Dejé a Lucy de nuevo en su despacho.

– Mañana iré a ver a Ira e intentaré que me hable de Manolo Santiago -dijo ella.

– De acuerdo.

Lucy cogió la manilla de la puerta.

– Tengo un montón de trabajos por corregir.

– Te acompañaré.

– No.

Lucy bajó del coche y la observé acercarse a la puerta. Se me encogió el estómago. Intenté entender lo que sentía en ese momento, pero se parecía demasiado a un torbellino de emociones. Era difícil discernir qué era qué.

Sonó mi móvil. Miré el identificador y vi que era Muse.

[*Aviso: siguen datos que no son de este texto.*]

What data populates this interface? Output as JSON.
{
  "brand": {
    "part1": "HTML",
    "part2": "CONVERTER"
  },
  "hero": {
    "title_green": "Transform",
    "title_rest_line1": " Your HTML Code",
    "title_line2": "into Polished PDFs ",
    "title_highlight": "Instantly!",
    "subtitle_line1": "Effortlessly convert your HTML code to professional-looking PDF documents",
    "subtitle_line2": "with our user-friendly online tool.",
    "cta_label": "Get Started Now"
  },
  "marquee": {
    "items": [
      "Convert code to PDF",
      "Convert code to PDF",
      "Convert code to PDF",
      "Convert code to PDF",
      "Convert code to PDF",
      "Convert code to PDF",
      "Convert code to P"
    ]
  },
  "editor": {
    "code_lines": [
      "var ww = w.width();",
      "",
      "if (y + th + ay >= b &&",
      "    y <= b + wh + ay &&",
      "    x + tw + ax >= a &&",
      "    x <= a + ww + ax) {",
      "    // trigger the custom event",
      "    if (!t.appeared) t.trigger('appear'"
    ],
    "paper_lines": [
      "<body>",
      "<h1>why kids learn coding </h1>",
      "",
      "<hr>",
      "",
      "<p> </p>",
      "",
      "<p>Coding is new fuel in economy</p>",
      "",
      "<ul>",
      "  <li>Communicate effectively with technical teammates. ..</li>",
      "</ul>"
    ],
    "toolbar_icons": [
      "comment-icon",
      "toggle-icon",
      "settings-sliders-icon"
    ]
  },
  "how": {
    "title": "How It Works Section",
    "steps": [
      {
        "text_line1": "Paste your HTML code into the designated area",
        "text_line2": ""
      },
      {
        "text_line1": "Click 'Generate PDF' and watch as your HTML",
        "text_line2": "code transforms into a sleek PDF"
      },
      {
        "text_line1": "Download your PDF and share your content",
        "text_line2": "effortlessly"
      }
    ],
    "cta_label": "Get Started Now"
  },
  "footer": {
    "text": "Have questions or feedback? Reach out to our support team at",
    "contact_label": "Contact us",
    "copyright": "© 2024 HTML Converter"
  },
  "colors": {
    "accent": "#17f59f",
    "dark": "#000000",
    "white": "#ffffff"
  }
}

– ¿Cómo ha ido con la madre de Pérez? -preguntó.

– Creo que miente.

– He descubierto algo interesante.

– Te escucho.

– El señor Pérez frecuenta un bar llamado Smith Brothers. Le gusta pasar el rato allí con amigos, jugar a los dardos y cosas así. Parece que es un bebedor moderado. Pero las dos últimas noches se ha pasado de rosca. Se echó a llorar y se metió en peleas.

– Está deprimido -dije.

En el depósito, la señora Pérez había sido la más fuerte de los dos. Él se había apoyado en ella. Recordé las fracturas que había visto en él, como si estuviera roto.

– Sea como fuere, el alcohol suelta las lenguas -dijo Muse.

– Muy cierto.

– Ahora mismo Pérez está en el bar. Podría ser un buen sitio para hablar con él.

– Voy para allá.

– Una cosa más.

– Te escucho.

– Wayne Steubens ha aceptado verte.

Creo que dejé de respirar.

– ¿Cuándo?

– Mañana. Está cumpliendo condena en la prisión estatal de Red Onion, en Virginia. También he concertado una cita para que hables después con Geoff Bedford en la oficina del FBI. Él fue el agente especial que se encargó del caso Steubens.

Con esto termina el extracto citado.